Later, the manager testified:
"A: No, there was no reason [claimant] couldn't continue his shift [after receiving the warning].
"Q: Okay. So he -- he didn't have any -- there was no indication of drug impairment or -- or safety problems for that two to two-and-a half hour period of time [after the warning was issued, but before claimant was supposed to be tested for drugs], was there?
"A: No, there was not.
"Q: Okay. And you didn't have any reason -- you had no reason to believe that he was drug impaired at that time, did you?
"A: No, I did not.
"Q: The only reason you had for asking him to take the drug [test] was because there had been a violation write-up, is that correct?
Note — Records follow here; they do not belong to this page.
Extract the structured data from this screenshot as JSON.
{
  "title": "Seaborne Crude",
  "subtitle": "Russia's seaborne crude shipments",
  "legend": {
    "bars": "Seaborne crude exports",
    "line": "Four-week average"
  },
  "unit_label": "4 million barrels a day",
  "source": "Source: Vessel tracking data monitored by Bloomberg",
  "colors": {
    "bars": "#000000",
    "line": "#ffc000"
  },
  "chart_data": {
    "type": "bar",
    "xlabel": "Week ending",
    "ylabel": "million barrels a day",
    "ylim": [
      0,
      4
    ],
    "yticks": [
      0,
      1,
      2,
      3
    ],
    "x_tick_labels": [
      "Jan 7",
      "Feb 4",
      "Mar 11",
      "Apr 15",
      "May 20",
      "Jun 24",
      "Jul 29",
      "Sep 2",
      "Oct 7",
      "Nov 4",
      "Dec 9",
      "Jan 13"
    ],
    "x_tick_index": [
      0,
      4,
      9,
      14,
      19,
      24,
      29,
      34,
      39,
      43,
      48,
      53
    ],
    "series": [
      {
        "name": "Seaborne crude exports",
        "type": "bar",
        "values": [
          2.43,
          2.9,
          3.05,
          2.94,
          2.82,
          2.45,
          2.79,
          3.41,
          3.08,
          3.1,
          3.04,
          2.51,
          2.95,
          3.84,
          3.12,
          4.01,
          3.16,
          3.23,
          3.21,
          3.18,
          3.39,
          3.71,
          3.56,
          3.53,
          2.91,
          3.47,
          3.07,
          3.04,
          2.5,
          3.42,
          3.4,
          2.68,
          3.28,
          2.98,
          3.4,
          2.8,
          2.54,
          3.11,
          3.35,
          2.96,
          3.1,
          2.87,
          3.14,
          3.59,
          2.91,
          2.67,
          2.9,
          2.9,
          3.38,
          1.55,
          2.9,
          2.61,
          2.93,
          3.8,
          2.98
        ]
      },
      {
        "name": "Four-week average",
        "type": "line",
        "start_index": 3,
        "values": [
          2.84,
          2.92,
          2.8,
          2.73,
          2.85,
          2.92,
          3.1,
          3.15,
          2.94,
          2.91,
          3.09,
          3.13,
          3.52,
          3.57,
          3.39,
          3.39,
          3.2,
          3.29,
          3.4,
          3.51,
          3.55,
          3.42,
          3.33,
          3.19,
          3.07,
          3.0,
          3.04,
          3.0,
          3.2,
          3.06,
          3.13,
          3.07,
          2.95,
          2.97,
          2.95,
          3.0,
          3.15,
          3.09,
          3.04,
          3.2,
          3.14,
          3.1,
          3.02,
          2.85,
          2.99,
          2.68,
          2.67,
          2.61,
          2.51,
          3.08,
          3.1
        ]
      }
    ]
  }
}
Thus, the remark that claimant's behavior was "unusual" was made by the same manager who testified that he had no personal belief and saw no indication that claimant was under the influence of drugs and who testified that the sole reason for requiring the drug test was that it was company policy to do so after an employee was issued a reprimand. The same manager had claimant return to work without immediate testing after the triggering incident occurred, even though claimant worked with power tools. Viewed in context, the manager's testimony that claimant's behavior was "unusual" cannot support an inference that employer had any reason to believe that claimant was under the influence of drugs.
Because employer's policy, as applied to claimant, was not reasonable under ORS 657.176(9) and the regulations of the Employment Department, claimant was not disqualified from unemployment benefits for his refusal to submit to drug testing.
Reversed and remanded with instructions to enter order allowing benefits.